Astonishingly, Newhouse's LawBeat blog scolds Supreme Court reporters for not covering the story of retired justice O'Connor's husband's forming a new relationship at his Alzheimer's home. Mark Obbie and many others don't seem to understand the difference between the original news report by a local Arizona TV station and the subsequent retreadings. The TV report focused on the Alzheimer's aspect of the story; Mr. O'Connor and his son Scott initially are introduced simply by their names, with their connection to the justice mentioned only after the subject of the report -- how Alzheimer's patients may fall in love with someone new -- has been clearly established, in part by noting other patients at the same care facility who have done the same. The mention of Justice O'Connor is actually necessary to this telling of the story, because she is contrasted with a spouse who was much less understanding of his wife's interest in another man. The total news report is 2 minutes, 51 seconds; the Justice O'Connor connection is noted halfway through.

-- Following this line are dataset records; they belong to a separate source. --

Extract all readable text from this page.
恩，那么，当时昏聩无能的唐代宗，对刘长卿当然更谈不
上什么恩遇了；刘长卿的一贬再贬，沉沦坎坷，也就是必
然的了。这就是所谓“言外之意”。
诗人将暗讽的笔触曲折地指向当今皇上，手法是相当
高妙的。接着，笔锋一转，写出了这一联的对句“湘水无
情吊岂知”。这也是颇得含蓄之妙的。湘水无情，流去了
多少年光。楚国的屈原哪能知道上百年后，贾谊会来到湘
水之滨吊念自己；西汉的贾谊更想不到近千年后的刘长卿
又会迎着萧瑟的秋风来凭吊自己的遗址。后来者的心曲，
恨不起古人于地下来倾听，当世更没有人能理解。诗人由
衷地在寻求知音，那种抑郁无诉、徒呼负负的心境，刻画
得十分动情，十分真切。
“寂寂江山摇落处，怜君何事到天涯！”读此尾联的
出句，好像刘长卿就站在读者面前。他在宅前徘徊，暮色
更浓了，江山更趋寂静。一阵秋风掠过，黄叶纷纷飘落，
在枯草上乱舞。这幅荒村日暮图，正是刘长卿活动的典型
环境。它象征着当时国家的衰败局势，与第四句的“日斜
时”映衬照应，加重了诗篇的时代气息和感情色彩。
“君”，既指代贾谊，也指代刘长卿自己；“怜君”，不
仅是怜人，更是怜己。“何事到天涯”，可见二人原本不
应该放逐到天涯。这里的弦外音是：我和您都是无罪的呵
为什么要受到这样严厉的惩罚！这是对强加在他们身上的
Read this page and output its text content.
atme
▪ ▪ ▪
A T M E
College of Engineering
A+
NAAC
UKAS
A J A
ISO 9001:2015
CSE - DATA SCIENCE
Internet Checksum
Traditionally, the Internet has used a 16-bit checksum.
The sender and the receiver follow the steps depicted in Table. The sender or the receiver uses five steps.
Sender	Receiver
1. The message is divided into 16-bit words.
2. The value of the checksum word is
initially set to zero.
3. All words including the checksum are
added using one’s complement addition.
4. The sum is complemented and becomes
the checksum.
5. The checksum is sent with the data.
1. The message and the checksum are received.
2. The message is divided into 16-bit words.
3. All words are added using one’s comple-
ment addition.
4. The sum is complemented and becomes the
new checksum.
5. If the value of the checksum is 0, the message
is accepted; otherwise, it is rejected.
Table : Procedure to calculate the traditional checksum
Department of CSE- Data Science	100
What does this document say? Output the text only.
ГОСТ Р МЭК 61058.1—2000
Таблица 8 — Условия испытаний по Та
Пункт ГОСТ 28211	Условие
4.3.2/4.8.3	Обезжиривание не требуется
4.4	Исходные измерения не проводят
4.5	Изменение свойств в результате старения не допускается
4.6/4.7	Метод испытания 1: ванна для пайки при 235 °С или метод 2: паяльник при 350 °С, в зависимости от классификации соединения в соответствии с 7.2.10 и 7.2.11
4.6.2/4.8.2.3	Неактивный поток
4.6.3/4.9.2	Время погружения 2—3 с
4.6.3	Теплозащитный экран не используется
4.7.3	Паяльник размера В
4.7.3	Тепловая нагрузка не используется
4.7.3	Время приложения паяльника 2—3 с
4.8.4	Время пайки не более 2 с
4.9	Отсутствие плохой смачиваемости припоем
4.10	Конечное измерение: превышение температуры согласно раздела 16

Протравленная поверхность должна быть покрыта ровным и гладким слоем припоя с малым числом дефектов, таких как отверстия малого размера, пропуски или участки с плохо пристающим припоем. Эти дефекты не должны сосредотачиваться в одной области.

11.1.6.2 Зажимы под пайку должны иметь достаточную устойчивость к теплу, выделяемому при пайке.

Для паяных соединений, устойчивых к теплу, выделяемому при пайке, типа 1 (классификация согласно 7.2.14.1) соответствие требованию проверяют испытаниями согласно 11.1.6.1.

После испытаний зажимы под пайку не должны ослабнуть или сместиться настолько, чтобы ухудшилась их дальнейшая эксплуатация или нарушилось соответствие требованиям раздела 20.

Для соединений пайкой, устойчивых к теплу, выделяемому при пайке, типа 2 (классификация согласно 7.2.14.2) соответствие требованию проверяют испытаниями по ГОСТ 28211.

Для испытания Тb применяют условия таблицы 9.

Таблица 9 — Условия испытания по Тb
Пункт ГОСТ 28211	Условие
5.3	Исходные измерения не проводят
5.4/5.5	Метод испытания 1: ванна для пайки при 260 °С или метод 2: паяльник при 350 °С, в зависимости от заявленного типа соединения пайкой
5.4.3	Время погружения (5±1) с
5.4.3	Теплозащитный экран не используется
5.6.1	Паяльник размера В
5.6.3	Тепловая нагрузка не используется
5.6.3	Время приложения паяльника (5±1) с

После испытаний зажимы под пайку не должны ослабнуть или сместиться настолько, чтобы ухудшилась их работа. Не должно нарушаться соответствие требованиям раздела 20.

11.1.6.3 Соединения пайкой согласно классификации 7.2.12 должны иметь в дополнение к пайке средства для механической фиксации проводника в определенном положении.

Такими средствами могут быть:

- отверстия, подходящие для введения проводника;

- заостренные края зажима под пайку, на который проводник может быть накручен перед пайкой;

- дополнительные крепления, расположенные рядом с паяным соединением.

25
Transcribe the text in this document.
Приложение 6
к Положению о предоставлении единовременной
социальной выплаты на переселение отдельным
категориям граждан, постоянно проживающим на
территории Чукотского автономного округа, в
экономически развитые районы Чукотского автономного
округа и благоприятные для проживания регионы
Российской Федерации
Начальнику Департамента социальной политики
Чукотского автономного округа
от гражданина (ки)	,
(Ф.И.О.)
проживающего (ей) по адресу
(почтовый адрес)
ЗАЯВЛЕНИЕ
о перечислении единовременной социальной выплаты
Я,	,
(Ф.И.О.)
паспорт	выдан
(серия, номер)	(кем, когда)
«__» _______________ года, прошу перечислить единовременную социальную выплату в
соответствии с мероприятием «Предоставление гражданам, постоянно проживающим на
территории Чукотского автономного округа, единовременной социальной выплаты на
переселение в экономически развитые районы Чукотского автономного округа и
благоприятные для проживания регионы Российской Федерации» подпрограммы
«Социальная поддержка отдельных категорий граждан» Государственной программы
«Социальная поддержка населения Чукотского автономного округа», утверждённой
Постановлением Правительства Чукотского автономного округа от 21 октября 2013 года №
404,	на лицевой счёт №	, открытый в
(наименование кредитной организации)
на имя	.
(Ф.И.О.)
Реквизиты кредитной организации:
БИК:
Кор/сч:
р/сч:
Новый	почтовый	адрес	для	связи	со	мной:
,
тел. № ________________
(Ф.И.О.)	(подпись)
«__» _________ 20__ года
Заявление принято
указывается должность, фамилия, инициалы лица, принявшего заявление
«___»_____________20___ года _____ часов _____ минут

In contrast, the USA Today story by O'Connor's biographer and repeated tellings on specifically law-oriented blogs, especially the initial tacky headline on Above the Law, are much less interested in Alzheimer's and instead focus on the Justice O'Connor aspect of the story. On the one hand, this makes sense; biographers of Supreme Court justices and other legally-oriented writers have no particular reason to report on Alzheimer's any more than they would Parkinson's. On the other hand, their blatant lack of interest in the medical side of the story devolves it into mere gossip mongering. The reason for the O'Connors to have cooperated in the story -- to help raise awareness and show that at least one spouse can be happy for her ill husband -- is completely lost if the story is about Justice O'Connor rather than about this Alzheimer's behavior.
Hopefully Obbie will figure out that's why Supreme Court reporters don't consider this story to be worth their notice. Properly told, it's about a medical condition and thus belongs in the Health or Life section, not in the Legal one. ATL is openly a gossip site, so its coverage is unsurprising. But I doubt even Dahlia Lithwick, who has declared it her mission to demystify the Supreme Court, would want to explain why law geeks should know or care about how a particular disease has affected the behavior of someone who was never even a well-known attorney in private practice.